Music is somewhat like water. No, you don’t need it to survive (some fanatics might disagree), but it can be found in whatever form you need it to be. Hate life? Got heartbroken? Love weekends? It’s your birthday? Got a new crush? Regardless of how you’re feeling, there’s a song out there that reflects your feelings perfectly. It’s almost like magic.

Without further ado, here’s a list of music fans that you have a good chance of running into. The particulars

These people may not go completely berserk, but they are pretty loyal. It may be a certain genre, a certain band, or even a certain artist, but they love listening to their favourite, barely ever shifting their choice. They don’t necessarily hate other genres or people who like other genres. They might even give them a listen or two, but they know what their true jam is. Others may be good, but they prefer the greatness that is their favourite.

The fanatics These people don’t know how to love without being completely obsessed. They are the reason why artists need buffed up bodyguards. They camp outside concert venues for days. These people would spend thousands of dollars for a signed poster, or even a used up tissue paper. They follow their idols religiously. What they eat, what they wear, which brand of undergarments they wear - the fanatics know it all. The dumpees

These people love any song that they could listen to while they look out the window and reminisce about their loved ones who somehow slipped through their fingers. For all the five stages of grief, they have perfect songs to echo how they feel. There are songs like Thinking of You for when they just cannot imagine their life without their beloved. Then there’s So What for the time they decide they are better off, only to later cry as they listen to Taylor Swift songs the next week. The old schools These people live for the classics. The new-age techno nonsense seems like a complete waste of time to them. Folks like The Beetles, Led Zeppelin, Pink Floyd, Bon Jovi, John Lennon, and many others, gave them the chills, whereas the new pop culture make their eyes roll. They feel like the standards of what used to be called music have dropped drastically low. The party animals Now we all listen to “dhisting dhisting” songs and imagine ourselves entering the hottest party of the year, looking like the most fabulous person in the world. If you deny doing this, you’re a pathological liar and you need help. We all have a little party animal inside us but there are some people who think that music without dancing is like HIMYM without Barney Stinson. As soon as the DJ hits it, they get down on the dance floor with their oh-so-groovy moves. The lyricomaniacs

Have you ever heard a song and fallen in love with the lyrics? The song doesn’t have to be of a particular genre, for lyricomaniacs to drool over it. The words speak to them like they were written just for them. They find solace in knowing that they’re not the only one. Yes, Rebecca Black loves Fridays just as much as you do.  

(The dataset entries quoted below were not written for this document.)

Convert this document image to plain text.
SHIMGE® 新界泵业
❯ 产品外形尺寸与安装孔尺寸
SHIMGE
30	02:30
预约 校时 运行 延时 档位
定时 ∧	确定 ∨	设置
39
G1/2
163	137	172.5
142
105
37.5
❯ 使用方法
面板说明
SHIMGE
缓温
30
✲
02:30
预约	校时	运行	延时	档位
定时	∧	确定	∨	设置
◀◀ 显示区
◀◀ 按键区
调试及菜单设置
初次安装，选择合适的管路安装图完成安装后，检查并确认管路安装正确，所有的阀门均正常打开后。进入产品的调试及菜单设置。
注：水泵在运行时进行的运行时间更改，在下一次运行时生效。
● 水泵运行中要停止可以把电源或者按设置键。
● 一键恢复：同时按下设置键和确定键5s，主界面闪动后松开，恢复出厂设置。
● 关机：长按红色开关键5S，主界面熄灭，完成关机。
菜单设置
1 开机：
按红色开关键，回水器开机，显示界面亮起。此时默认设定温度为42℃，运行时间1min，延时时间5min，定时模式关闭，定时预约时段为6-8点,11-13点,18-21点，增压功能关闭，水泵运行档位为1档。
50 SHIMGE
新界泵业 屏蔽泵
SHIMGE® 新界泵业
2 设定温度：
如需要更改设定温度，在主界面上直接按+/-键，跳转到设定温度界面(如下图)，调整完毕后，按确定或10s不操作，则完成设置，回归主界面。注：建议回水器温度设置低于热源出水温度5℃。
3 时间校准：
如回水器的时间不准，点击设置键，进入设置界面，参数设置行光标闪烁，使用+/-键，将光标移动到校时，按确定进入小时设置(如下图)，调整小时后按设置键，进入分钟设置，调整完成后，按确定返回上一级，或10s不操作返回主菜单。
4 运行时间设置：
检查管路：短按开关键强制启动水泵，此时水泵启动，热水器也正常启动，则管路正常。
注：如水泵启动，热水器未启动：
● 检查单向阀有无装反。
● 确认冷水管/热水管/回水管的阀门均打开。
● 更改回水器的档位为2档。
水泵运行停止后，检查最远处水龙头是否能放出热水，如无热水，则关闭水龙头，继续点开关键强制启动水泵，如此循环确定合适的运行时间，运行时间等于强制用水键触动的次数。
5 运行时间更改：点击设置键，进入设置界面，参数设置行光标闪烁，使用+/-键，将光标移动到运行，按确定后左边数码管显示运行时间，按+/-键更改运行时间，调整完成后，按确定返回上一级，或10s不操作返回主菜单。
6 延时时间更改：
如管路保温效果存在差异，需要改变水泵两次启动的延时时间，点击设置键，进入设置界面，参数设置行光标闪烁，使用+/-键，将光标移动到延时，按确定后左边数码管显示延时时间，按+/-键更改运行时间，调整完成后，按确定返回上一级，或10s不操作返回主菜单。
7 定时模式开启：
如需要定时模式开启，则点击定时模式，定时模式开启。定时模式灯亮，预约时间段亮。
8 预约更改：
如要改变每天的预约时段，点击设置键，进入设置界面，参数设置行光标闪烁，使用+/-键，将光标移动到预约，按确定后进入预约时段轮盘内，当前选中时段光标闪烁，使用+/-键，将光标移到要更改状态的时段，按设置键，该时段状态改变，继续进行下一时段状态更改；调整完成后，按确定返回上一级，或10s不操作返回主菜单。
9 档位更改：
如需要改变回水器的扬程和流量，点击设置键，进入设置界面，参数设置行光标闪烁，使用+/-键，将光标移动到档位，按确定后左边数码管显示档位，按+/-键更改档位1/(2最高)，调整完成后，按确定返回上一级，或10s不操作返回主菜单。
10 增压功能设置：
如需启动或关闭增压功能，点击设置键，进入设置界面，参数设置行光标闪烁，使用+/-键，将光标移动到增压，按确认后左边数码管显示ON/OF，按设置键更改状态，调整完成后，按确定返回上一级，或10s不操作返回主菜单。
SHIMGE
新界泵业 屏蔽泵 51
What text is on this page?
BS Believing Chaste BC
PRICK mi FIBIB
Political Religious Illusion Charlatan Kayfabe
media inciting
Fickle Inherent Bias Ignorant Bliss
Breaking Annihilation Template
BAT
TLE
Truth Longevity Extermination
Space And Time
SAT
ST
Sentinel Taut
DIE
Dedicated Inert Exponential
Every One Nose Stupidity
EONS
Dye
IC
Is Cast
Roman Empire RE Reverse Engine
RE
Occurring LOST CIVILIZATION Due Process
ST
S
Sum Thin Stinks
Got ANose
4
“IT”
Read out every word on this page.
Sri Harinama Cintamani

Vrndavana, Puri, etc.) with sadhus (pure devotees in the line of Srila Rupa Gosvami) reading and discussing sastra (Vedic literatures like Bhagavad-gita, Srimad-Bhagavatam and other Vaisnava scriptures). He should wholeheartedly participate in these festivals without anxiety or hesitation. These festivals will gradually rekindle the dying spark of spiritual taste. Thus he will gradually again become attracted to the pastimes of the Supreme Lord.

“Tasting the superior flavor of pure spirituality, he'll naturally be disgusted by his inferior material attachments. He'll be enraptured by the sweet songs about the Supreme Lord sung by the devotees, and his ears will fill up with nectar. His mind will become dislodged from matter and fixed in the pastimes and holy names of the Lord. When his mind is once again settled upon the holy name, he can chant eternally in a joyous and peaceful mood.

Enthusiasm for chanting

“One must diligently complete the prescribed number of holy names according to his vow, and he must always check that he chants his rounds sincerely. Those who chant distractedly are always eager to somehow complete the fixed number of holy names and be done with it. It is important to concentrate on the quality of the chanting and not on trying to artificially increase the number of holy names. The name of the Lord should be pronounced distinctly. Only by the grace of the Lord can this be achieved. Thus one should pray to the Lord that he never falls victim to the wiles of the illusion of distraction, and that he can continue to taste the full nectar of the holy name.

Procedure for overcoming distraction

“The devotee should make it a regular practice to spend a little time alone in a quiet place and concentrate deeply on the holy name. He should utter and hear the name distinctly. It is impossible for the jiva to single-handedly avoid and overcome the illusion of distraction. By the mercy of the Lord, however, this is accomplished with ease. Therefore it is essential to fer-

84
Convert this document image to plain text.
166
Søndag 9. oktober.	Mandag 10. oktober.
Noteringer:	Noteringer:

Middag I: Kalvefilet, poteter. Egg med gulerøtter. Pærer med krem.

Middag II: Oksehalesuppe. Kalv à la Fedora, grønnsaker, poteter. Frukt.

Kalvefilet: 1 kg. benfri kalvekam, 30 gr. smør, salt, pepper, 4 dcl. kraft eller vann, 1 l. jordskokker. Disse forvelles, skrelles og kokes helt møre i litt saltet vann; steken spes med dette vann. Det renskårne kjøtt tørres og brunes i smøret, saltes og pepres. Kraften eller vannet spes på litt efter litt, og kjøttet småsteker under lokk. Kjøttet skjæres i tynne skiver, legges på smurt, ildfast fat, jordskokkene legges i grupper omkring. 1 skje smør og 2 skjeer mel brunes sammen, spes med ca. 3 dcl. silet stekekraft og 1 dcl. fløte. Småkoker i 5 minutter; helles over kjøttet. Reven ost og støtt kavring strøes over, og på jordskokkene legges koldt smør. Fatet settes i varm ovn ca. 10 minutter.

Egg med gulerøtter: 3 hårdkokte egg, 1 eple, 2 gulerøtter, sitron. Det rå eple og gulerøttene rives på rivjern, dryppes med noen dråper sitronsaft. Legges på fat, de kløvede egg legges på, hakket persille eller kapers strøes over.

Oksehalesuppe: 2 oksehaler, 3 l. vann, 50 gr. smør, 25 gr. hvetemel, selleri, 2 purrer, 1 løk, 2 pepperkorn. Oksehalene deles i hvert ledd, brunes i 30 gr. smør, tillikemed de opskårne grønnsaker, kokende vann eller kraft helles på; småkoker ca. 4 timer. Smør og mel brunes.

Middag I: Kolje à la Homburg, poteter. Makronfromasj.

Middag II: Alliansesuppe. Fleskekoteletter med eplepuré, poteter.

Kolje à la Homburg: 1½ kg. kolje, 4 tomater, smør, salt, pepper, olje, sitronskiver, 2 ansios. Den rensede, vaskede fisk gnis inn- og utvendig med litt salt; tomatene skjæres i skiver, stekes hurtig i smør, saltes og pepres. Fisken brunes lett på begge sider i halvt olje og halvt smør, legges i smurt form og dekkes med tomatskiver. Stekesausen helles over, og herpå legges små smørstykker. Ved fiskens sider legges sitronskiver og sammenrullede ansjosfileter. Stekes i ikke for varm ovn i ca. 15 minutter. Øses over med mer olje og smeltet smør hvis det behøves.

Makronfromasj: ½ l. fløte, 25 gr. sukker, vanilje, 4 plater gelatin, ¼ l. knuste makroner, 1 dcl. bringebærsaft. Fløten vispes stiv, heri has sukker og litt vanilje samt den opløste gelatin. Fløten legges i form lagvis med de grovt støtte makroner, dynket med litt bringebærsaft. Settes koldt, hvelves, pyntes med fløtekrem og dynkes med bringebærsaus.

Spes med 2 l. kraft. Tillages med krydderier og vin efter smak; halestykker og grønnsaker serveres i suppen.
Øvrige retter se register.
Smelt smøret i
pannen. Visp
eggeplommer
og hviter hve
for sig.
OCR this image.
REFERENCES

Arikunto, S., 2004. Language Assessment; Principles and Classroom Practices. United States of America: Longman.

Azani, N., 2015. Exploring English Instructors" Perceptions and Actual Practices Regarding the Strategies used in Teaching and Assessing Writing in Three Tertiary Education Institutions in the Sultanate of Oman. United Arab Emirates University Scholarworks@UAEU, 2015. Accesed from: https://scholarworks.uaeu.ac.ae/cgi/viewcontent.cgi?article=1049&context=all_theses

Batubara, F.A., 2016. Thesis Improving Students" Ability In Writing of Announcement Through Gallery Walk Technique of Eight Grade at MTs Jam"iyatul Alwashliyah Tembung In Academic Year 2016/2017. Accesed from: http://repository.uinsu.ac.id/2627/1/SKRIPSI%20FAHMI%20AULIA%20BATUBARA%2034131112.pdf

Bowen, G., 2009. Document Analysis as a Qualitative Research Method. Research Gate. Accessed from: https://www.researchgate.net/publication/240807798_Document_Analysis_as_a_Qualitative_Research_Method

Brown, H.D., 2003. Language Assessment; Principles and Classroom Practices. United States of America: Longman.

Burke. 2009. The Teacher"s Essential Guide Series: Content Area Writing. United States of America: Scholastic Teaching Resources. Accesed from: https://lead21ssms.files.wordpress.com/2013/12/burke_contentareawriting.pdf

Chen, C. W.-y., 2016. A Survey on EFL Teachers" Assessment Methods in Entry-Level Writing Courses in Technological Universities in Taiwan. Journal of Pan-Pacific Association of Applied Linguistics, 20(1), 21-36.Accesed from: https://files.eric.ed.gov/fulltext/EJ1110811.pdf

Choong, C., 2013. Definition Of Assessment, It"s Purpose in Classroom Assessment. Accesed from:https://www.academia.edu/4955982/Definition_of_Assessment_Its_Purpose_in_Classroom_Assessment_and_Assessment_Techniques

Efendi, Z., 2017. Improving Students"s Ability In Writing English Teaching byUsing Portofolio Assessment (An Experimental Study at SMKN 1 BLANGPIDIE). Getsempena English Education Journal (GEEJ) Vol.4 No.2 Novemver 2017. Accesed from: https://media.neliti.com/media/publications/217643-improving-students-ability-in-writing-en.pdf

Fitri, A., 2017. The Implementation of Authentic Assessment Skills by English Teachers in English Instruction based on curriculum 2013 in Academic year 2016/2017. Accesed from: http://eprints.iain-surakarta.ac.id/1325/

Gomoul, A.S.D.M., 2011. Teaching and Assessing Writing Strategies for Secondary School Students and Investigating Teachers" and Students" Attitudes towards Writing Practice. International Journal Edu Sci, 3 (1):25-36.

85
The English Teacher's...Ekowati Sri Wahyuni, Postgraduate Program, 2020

The intermixtures “What kind of music are you into?” “The good kind.” Rock, Alter, Metal, Country - the genre doesn’t matter if the song is great. These people could be listening to One Direction songs one day and then could be found grooving to Bring me The Horizon songs, the next, or maybe I’m exaggerating. The intermixtures do not hold themselves back and are not afraid of treading through uncharted waters when it comes to music. The mainstreams

If it’s on the top 50 list, they’ve got to hear it. Word of mouth is very crucial for their taste in music. If Adele comes out with the new “it” song, it has to be their ringtone and if anyone asks “what song is that?” The mainstreams give them the do-you-live-under-a-rock look. They’re not necessarily faking their love for the song, but their affection is influenced, quite a lot, by what the popular crowd says. The plastics *sees the cute guy wearing a Guns N’ Roses tee* *goes up to him and pretends to love the band* *fails miserably*

Stop. You’re not a metal head - you know it, your mother knows it, your bua knows it. They’ve all seen you dance to Hanna Montana songs. Pretending to love the genre is never, ever going to get you that guy. The plastics not only pretend to love something they know nothing about, they won’t stop themselves from hating on an artist or band, they’ve never even heard of, because it’s “cool.” Just stop. Really, stop.